Your friendly .ini config file parser, written in Go.
package main
import ("fmt"; "github.com/jotaen/genie")
const iniText = `
# Comment.
key = value
[section1]
foo = bar
test = 123
`
func main() {
data, err := genie.Parse(iniText)
if err != nil {
panic(err)
}
fmt.Println(data.Get("key")) // Prints `value`.
fmt.Println(data.GetFromSection("section1", "foo")) // Prints `bar`.
fmt.Println(data.GetFromSection("section1", "test")) // Prints `123`.
fmt.Println(data.Get("asdfasdf")) // Prints empty string.
fmt.Println(data.GetFromSection("section26487", "bla")) // Prints empty string.
}
An entry is a key/value pair.
The delimiter between key and value is the sequence of a =
character surrounded by a space
character.
The key itself cannot contain whitespace.

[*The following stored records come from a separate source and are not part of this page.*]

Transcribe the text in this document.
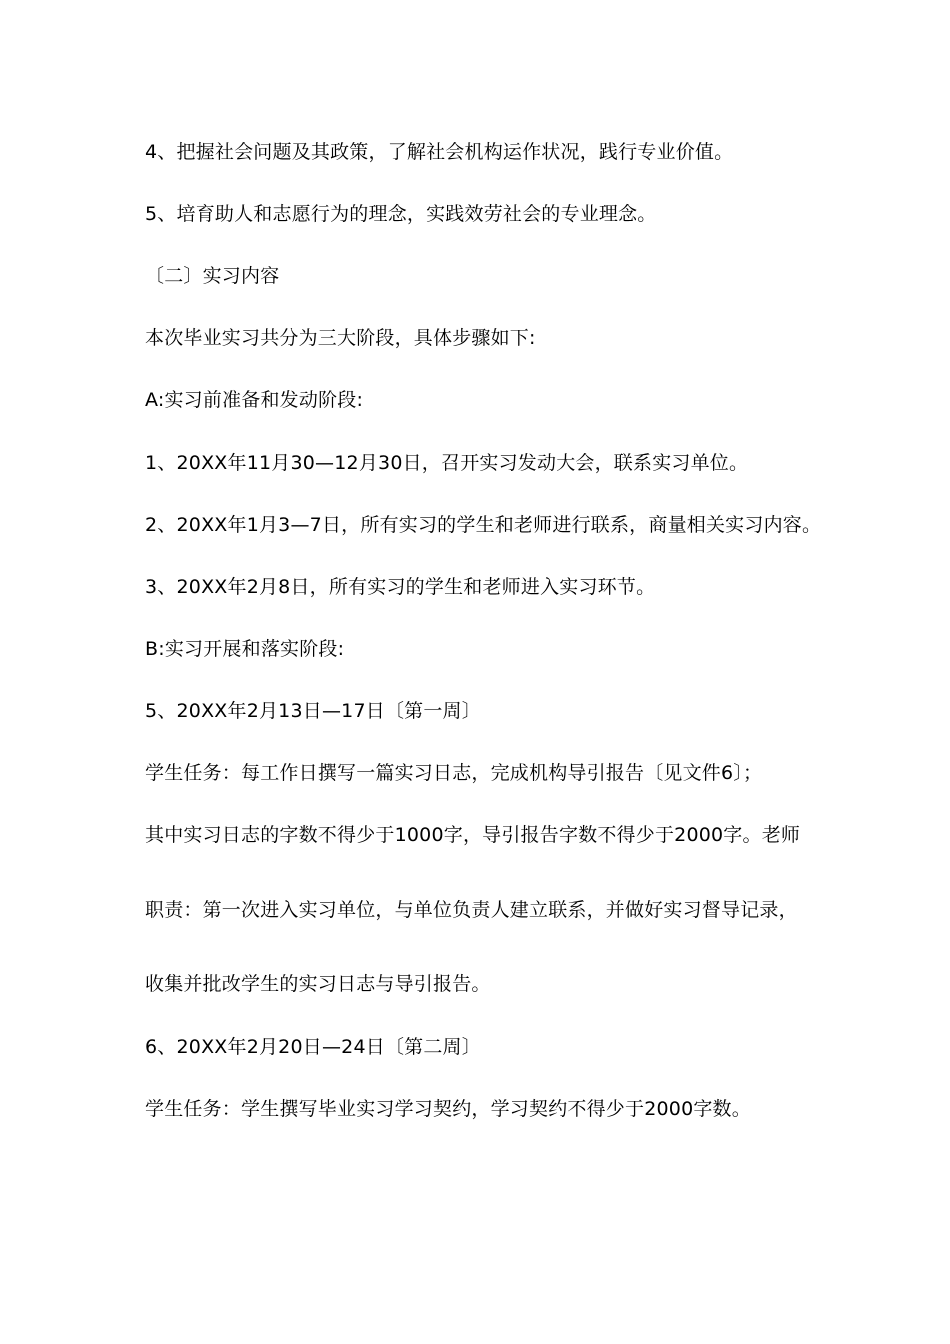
4、把握社会问题及其政策，了解社会机构运作状况，践行专业价值。
5、培育助人和志愿行为的理念，实践效劳社会的专业理念。
〔二〕实习内容
本次毕业实习共分为三大阶段，具体步骤如下:
A:实习前准备和发动阶段:
1、20XX年11月30—12月30日，召开实习发动大会，联系实习单位。
2、20XX年1月3—7日，所有实习的学生和老师进行联系，商量相关实习内容。
3、20XX年2月8日，所有实习的学生和老师进入实习环节。
B:实习开展和落实阶段:
5、20XX年2月13日—17日〔第一周〕
学生任务：每工作日撰写一篇实习日志，完成机构导引报告〔见文件6〕；
其中实习日志的字数不得少于1000字，导引报告字数不得少于2000字。老师
职责：第一次进入实习单位，与单位负责人建立联系，并做好实习督导记录，
收集并批改学生的实习日志与导引报告。
6、20XX年2月20日—24日〔第二周〕
学生任务：学生撰写毕业实习学习契约，学习契约不得少于2000字数。
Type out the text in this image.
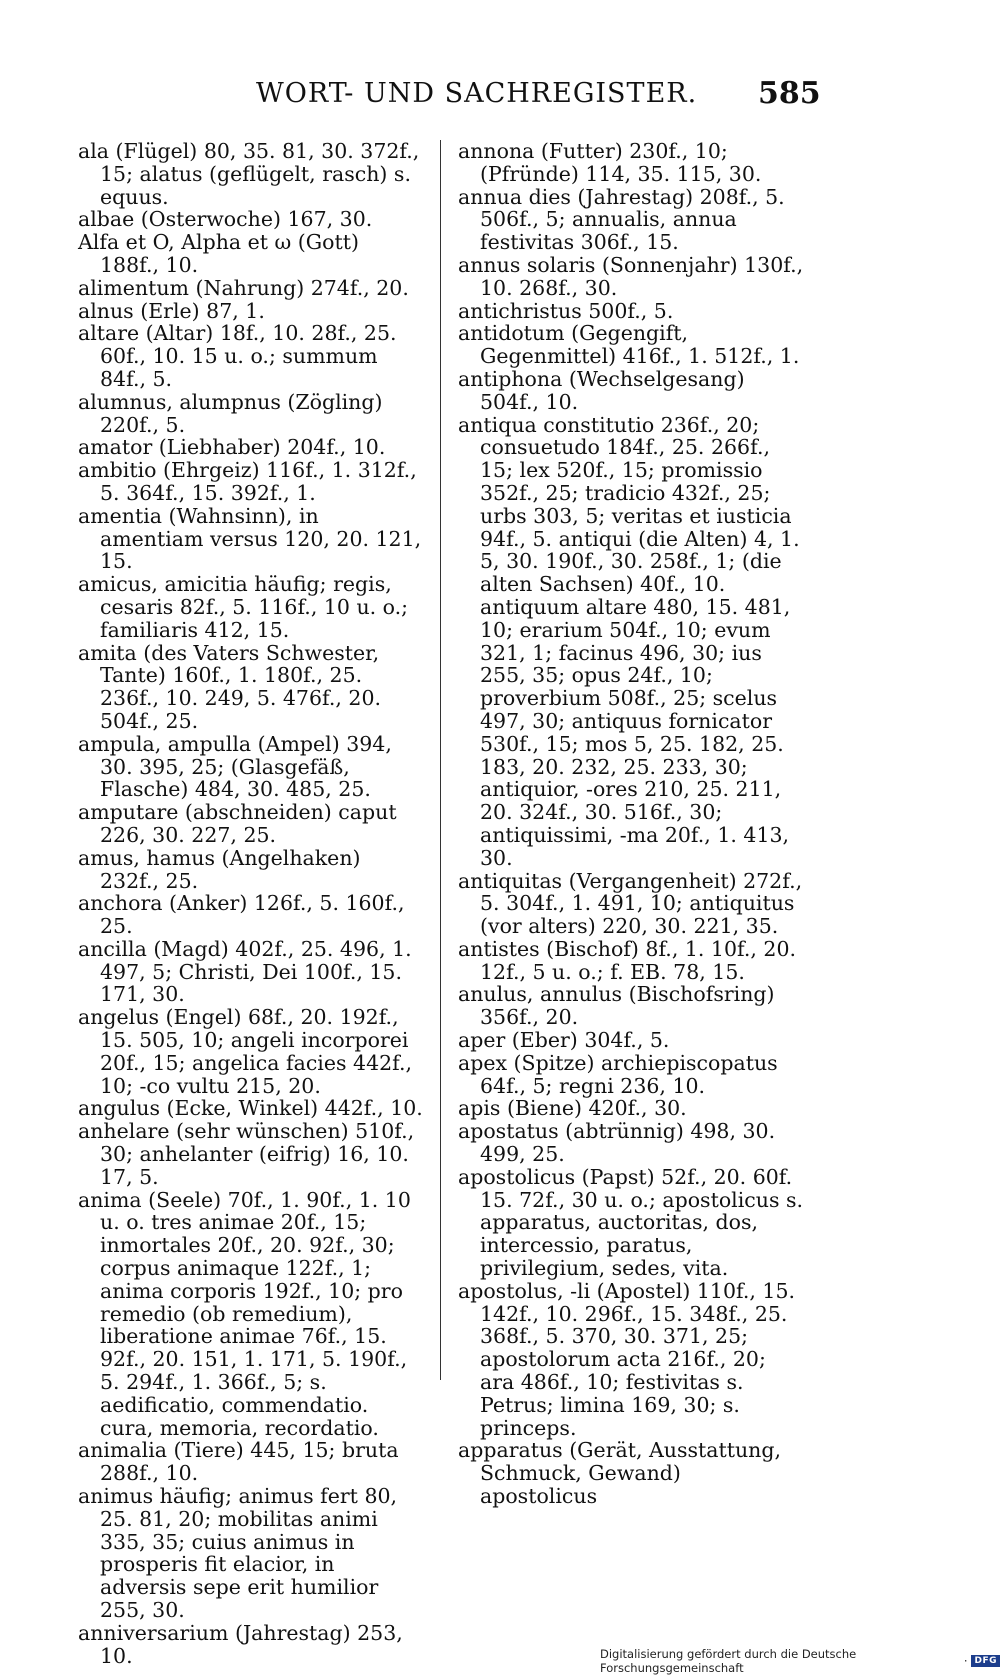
WORT- UND SACHREGISTER. 585

ala (Flügel) 80, 35. 81, 30. 372f., 15; alatus (geflügelt, rasch) s. equus.

albae (Osterwoche) 167, 30.

Alfa et O, Alpha et ω (Gott) 188f., 10.

alimentum (Nahrung) 274f., 20.

alnus (Erle) 87, 1.

altare (Altar) 18f., 10. 28f., 25. 60f., 10. 15 u. o.; summum 84f., 5.

alumnus, alumpnus (Zögling) 220f., 5.

amator (Liebhaber) 204f., 10.

ambitio (Ehrgeiz) 116f., 1. 312f., 5. 364f., 15. 392f., 1.

amentia (Wahnsinn), in amentiam versus 120, 20. 121, 15.

amicus, amicitia häufig; regis, cesaris 82f., 5. 116f., 10 u. o.; familiaris 412, 15.

amita (des Vaters Schwester, Tante) 160f., 1. 180f., 25. 236f., 10. 249, 5. 476f., 20. 504f., 25.

ampula, ampulla (Ampel) 394, 30. 395, 25; (Glasgefäß, Flasche) 484, 30. 485, 25.

amputare (abschneiden) caput 226, 30. 227, 25.

amus, hamus (Angelhaken) 232f., 25.

anchora (Anker) 126f., 5. 160f., 25.

ancilla (Magd) 402f., 25. 496, 1. 497, 5; Christi, Dei 100f., 15. 171, 30.

angelus (Engel) 68f., 20. 192f., 15. 505, 10; angeli incorporei 20f., 15; angelica facies 442f., 10; -co vultu 215, 20.

angulus (Ecke, Winkel) 442f., 10.

anhelare (sehr wünschen) 510f., 30; anhelanter (eifrig) 16, 10. 17, 5.

anima (Seele) 70f., 1. 90f., 1. 10 u. o. tres animae 20f., 15; inmortales 20f., 20. 92f., 30; corpus animaque 122f., 1; anima corporis 192f., 10; pro remedio (ob remedium), liberatione animae 76f., 15. 92f., 20. 151, 1. 171, 5. 190f., 5. 294f., 1. 366f., 5; s. aedificatio, commendatio. cura, memoria, recordatio.

animalia (Tiere) 445, 15; bruta 288f., 10.

animus häufig; animus fert 80, 25. 81, 20; mobilitas animi 335, 35; cuius animus in prosperis fit elacior, in adversis sepe erit humilior 255, 30.

anniversarium (Jahrestag) 253, 10.

annona (Futter) 230f., 10; (Pfründe) 114, 35. 115, 30.

annua dies (Jahrestag) 208f., 5. 506f., 5; annualis, annua festivitas 306f., 15.

annus solaris (Sonnenjahr) 130f., 10. 268f., 30.

antichristus 500f., 5.

antidotum (Gegengift, Gegenmittel) 416f., 1. 512f., 1.

antiphona (Wechselgesang) 504f., 10.

antiqua constitutio 236f., 20; consuetudo 184f., 25. 266f., 15; lex 520f., 15; promissio 352f., 25; tradicio 432f., 25; urbs 303, 5; veritas et iusticia 94f., 5. antiqui (die Alten) 4, 1. 5, 30. 190f., 30. 258f., 1; (die alten Sachsen) 40f., 10. antiquum altare 480, 15. 481, 10; erarium 504f., 10; evum 321, 1; facinus 496, 30; ius 255, 35; opus 24f., 10; proverbium 508f., 25; scelus 497, 30; antiquus fornicator 530f., 15; mos 5, 25. 182, 25. 183, 20. 232, 25. 233, 30; antiquior, -ores 210, 25. 211, 20. 324f., 30. 516f., 30; antiquissimi, -ma 20f., 1. 413, 30.

antiquitas (Vergangenheit) 272f., 5. 304f., 1. 491, 10; antiquitus (vor alters) 220, 30. 221, 35.

antistes (Bischof) 8f., 1. 10f., 20. 12f., 5 u. o.; f. EB. 78, 15.

anulus, annulus (Bischofsring) 356f., 20.

aper (Eber) 304f., 5.

apex (Spitze) archiepiscopatus 64f., 5; regni 236, 10.

apis (Biene) 420f., 30.

apostatus (abtrünnig) 498, 30. 499, 25.

apostolicus (Papst) 52f., 20. 60f. 15. 72f., 30 u. o.; apostolicus s. apparatus, auctoritas, dos, intercessio, paratus, privilegium, sedes, vita.

apostolus, -li (Apostel) 110f., 15. 142f., 10. 296f., 15. 348f., 25. 368f., 5. 370, 30. 371, 25; apostolorum acta 216f., 20; ara 486f., 10; festivitas s. Petrus; limina 169, 30; s. princeps.

apparatus (Gerät, Ausstattung, Schmuck, Gewand) apostolicus

Digitalisierung gefördert durch die Deutsche Forschungsgemeinschaft	· DFG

All what follows behind the delimiter is value-land, including any whitespace, #
’s, or really whatever.
The value might be absent, in which case the space behind the =
may be absent too.
There is no distinction between “absent” value or “empty” value.
Both the key and the value are case-sensitive.
If a line starts with #
, it’s treated as comment and is ignored.
There generally can’t be trailing comments.
A label wrapped in square brackets denotes the section for all following entries. All entries until the first explicit section belong to the top-level section. Section names cannot be empty or blank; they are case-sensitive.
Whitespace is a space
or a tab \t
.
Lines can never start with whitespace.